Jacoby confirmed Volvo was to reduce production at its western Sweden plant to 50 cars an hour from 57 and that 285 temporary staff were not having contracts renewed, part of the flexibility the company had to reduce costs in the downturn.


The company said it had ploughed money into its program of transformation, which includes the new factories in China, the launch of an all-new version of its V40 model and had been forced to sweeten car sales with incentives to customers, though not to the same extent as other manufacturers.


Jacoby said Volvo was suffering from the strength of the Swedish crown, which cuts revenues from foreign currency sales.


Despite the earnings loss, Jacoby said the company had a strong enough balance sheet, as well as financing commitments, to carry through the group's plans through what it calls the transition years of 2012 and 2013, when it expects the first Volvo to roll out of a Chinese plant in Chengdu. "Our investment plan is secured by financing," he said.

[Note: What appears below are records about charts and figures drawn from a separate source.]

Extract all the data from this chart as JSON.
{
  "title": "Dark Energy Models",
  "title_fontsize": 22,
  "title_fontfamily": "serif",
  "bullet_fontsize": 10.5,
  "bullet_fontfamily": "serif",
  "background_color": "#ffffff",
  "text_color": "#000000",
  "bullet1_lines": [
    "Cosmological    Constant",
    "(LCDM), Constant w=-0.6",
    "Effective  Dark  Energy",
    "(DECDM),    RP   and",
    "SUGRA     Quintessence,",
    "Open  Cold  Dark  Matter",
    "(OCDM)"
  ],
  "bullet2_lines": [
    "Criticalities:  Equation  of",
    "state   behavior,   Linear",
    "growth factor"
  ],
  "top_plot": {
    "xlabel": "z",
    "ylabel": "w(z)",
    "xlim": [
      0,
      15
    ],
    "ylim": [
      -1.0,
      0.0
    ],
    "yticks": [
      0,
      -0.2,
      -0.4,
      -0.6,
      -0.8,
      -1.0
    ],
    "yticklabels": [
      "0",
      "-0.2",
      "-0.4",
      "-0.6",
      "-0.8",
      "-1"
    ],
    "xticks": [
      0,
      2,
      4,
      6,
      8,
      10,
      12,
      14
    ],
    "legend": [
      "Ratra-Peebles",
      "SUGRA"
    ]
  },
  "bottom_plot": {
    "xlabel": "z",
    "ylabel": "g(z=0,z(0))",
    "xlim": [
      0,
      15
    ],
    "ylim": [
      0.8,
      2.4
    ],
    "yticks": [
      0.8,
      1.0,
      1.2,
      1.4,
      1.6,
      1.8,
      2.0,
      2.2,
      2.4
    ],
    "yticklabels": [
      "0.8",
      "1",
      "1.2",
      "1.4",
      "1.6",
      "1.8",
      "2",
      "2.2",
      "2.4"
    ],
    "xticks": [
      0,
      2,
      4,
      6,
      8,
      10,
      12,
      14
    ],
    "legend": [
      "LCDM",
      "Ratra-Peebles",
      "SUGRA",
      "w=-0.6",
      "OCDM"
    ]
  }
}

It sees the culmination of its plans in 2015 when Chinese industrial plans will be operational. Its goal is eventually to sell 200,000 cars in China, a leap from the 47,000 in 2011.


Jacoby also confirmed reports Volvo was exploring building a small car with another manufacturer and looking for options for a presence in the NAFTA bloc of trading nations, including cooperating with another manufacturer. But he said no decisions had been made yet.